I’ve been here many times, my own unfolding time, entranced by their unique sudden-ness, their sense of place. They hold personal histories for me: mountains scaled as a teenager, through young adulthood; passionate love, new lives, efforts to climb, hoping one day to see miraculous snow; the fleeting, roiling sky. Memory. Autobiographical metaphor.

View from Toolbrunup, 1990. Photo : Peter Morse.

And these days, time later, I understand them as effigies of Deep Time, shards of the Albany-Fraser Orogeny, a connection betwixt the Yilgarn Craton and East Antarctica, theories about Laurentia, Rodinia and truly ancient time; entire continents lost long before humans despoiled the Earth – billions of years. A palimpsest of where life began, in folds of an ancient shallow sea.

Yes, amazingly, a record of the origin of life on Earth.

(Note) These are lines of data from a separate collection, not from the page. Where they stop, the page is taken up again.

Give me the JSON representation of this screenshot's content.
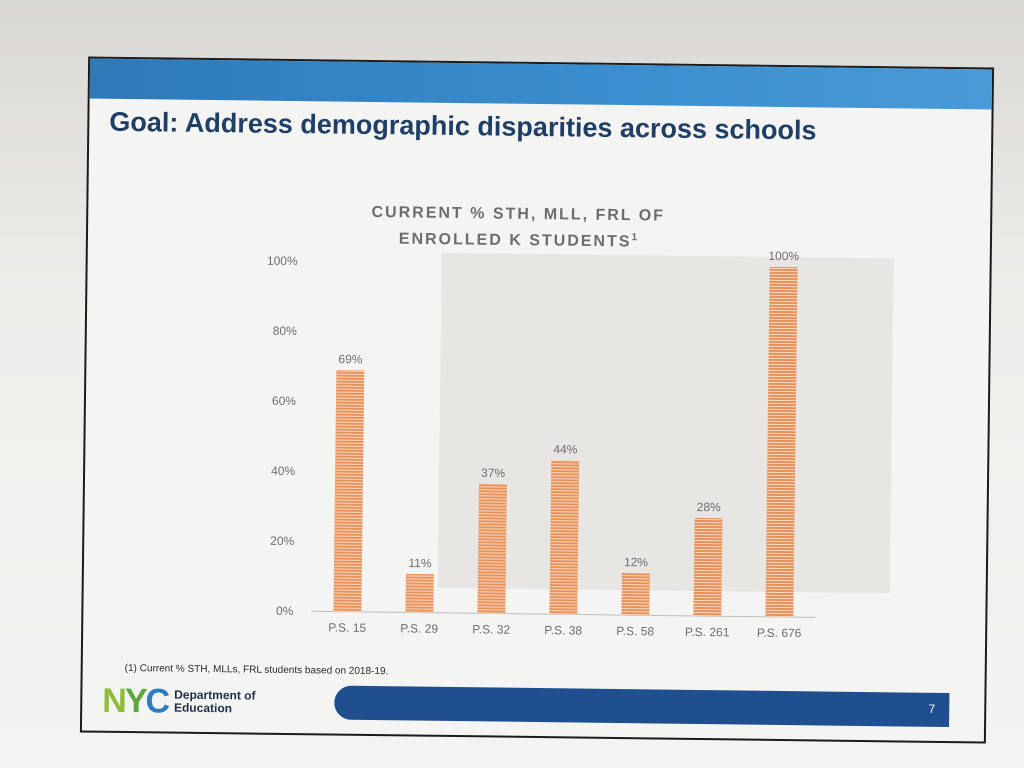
{
  "slide": {
    "title": "Goal: Address demographic disparities across schools",
    "footnote": "(1) Current % STH, MLLs, FRL students based on 2018-19.",
    "page_number": "7",
    "logo": {
      "mark": [
        "N",
        "Y",
        "C"
      ],
      "department": "Department of\nEducation"
    }
  },
  "chart_data": {
    "type": "bar",
    "title": "CURRENT % STH, MLL, FRL OF ENROLLED K STUDENTS",
    "title_lines": [
      "CURRENT % STH, MLL, FRL OF",
      "ENROLLED K STUDENTS"
    ],
    "title_footnote_marker": "1",
    "categories": [
      "P.S. 15",
      "P.S. 29",
      "P.S. 32",
      "P.S. 38",
      "P.S. 58",
      "P.S. 261",
      "P.S. 676"
    ],
    "values": [
      69,
      11,
      37,
      44,
      12,
      28,
      100
    ],
    "data_labels": [
      "69%",
      "11%",
      "37%",
      "44%",
      "12%",
      "28%",
      "100%"
    ],
    "y_ticks": [
      "0%",
      "20%",
      "40%",
      "60%",
      "80%",
      "100%"
    ],
    "ylim": [
      0,
      100
    ],
    "xlabel": "",
    "ylabel": "",
    "grid": false,
    "colors": {
      "bar": "#e8915a",
      "bar_stripe": "#f7d9c2",
      "axis": "#bdbdbd",
      "label": "#6d6d6d"
    }
  }
}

Part of a much bigger cosmological story.

And, of course, before my personal mythos or absorbed scientific physis, they were re-imagined through Colonial eyes, through companions of Flinders, Baudin, Darwin and others, where the Australian Romantic Landscape (Chevalier, Piguenit etc.) articulated through the semiotic of C.D. Friedrich and the Northern Tradition (Constable, Turner et al.) and the Noble Savage (Rousseau, Cook etc.) was bloodied by dispossession and brutalisation of the Menang Noongar peoples of South Western Australia.

But they survived – and their originary stories have passed down through time immemorial. A living knowledge that, amazingly, survived all of this. I’m slowly learning what stories they have to tell. Trust is something to earn.

But for now – here it is. Seen from the sky, satellite eyes, radiometric observations from non-human wavelengths, technology built by thousands upon the basis of hundreds of years of technical evolution as we truly head into the new Machine Learning Age. Satellites orbiting the Earth, hundreds of kilometres above the atmosphere; charged-couple devices, the silicon language, beaming binary information to receiving stations, to databases, to vast data repositories, accessible around the world, where I can remotely run software routines based on ideas from the 17th-Century and earlier, to reimagine these pixels into a navigable space in a Game Engine, running on a computer at home.

And all made from the same originary quantum fields as the mountains are. As we are. It’s bizarre when you think about it. From time before there was time.